Situated along Central America’s Caribbean coast, Belize has long built its identity and economic foundation around its rich marine ecosystems and vibrant coastal communities. In a major push to balance environmental stewardship with inclusive economic growth, the Belize Fund for a Sustainable Future has announced BZ$643,000 in grant funding for four local projects centered on strengthening sustainable fisheries, empowering coastal households, and expanding the nation’s growing blue economy.
The single largest award, a BZ$500,000 grant, has been allocated to the Turneffe Atoll Sustainability Association. Turneffe Atoll, one of the most biologically significant coral atolls in the Caribbean, faces ongoing pressure from overfishing, unregulated activity, and climate change.
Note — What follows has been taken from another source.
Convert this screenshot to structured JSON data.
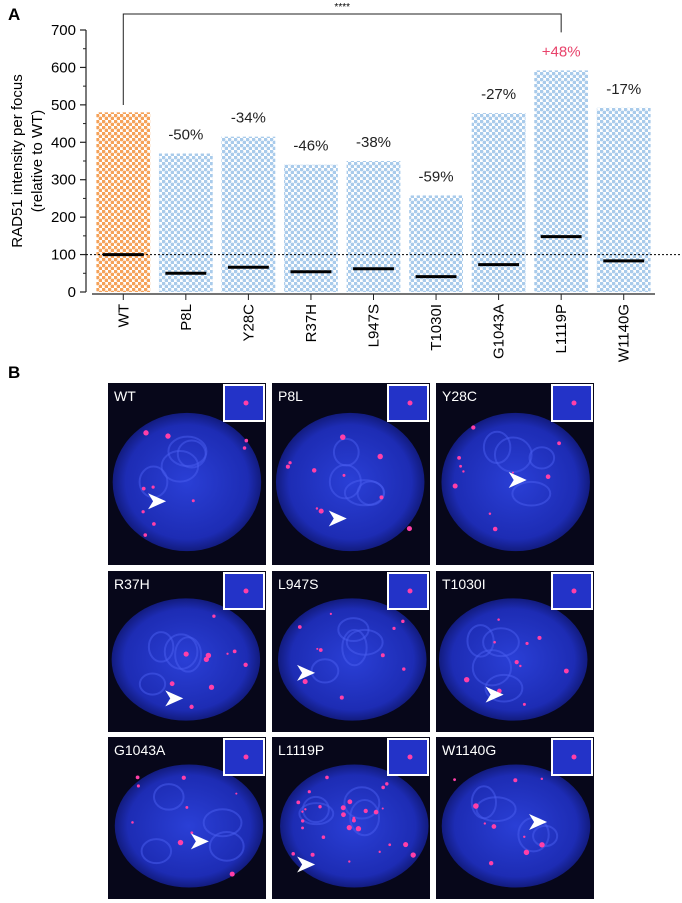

The association will use the funding to upgrade fisheries management across the atoll through three core strategies: enhanced on-water enforcement of sustainable fishing rules, community-focused education for local fishers and stakeholders, and advanced data-driven planning that aligns catch limits with ecosystem health.
Three smaller grants will direct support directly to community-led groups and local small enterprises, ensuring that benefits from conservation reach the people who rely on Belize’s marine resources most. Barranco Botanics, a local craft enterprise, will receive just over BZ$43,000 to scale up production of natural marine-based soaps crafted from locally harvested seaweed, creating new income streams that value sustainable marine extraction over industrial overexploitation.
The Wabafu Fishermen Association will put its BZ$50,000 grant toward strengthening the organization’s internal governance and rolling out training programs to help members adopt verified sustainable fishing practices that qualify for premium market access. Meanwhile, Yugadan Fisherfolks Association Limited will use its nearly BZ$50,000 award to expand skills training and alternative livelihood opportunities for small-scale fishers based in the coastal community of Hopkins.
Leandra Cho-Ricketts, executive director of the Belize Fund for a Sustainable Future, emphasized that targeted sustainable financing remains an indispensable tool for protecting Belize’s irreplaceable marine resources while lifting up the coastal communities that have stewarded these waters for generations. “Conservation cannot succeed if it leaves the people who depend on these oceans behind,” Cho-Ricketts noted. “These investments prove that environmental protection and economic opportunity can go hand in hand.”
Founded in 2022, the Belize Fund operates as the national managing body for conservation financing tied to Belize’s landmark Blue Bonds agreement, a global model for debt-for-nature swaps that restructures national debt in exchange for binding commitments to marine protection and climate resilience. To date, the fund has directed hundreds of thousands of dollars to community-led projects that deliver both measurable environmental outcomes and long-term economic benefits for Belize’s coastal population, aligning with national goals to build a climate-resilient blue economy that works for all.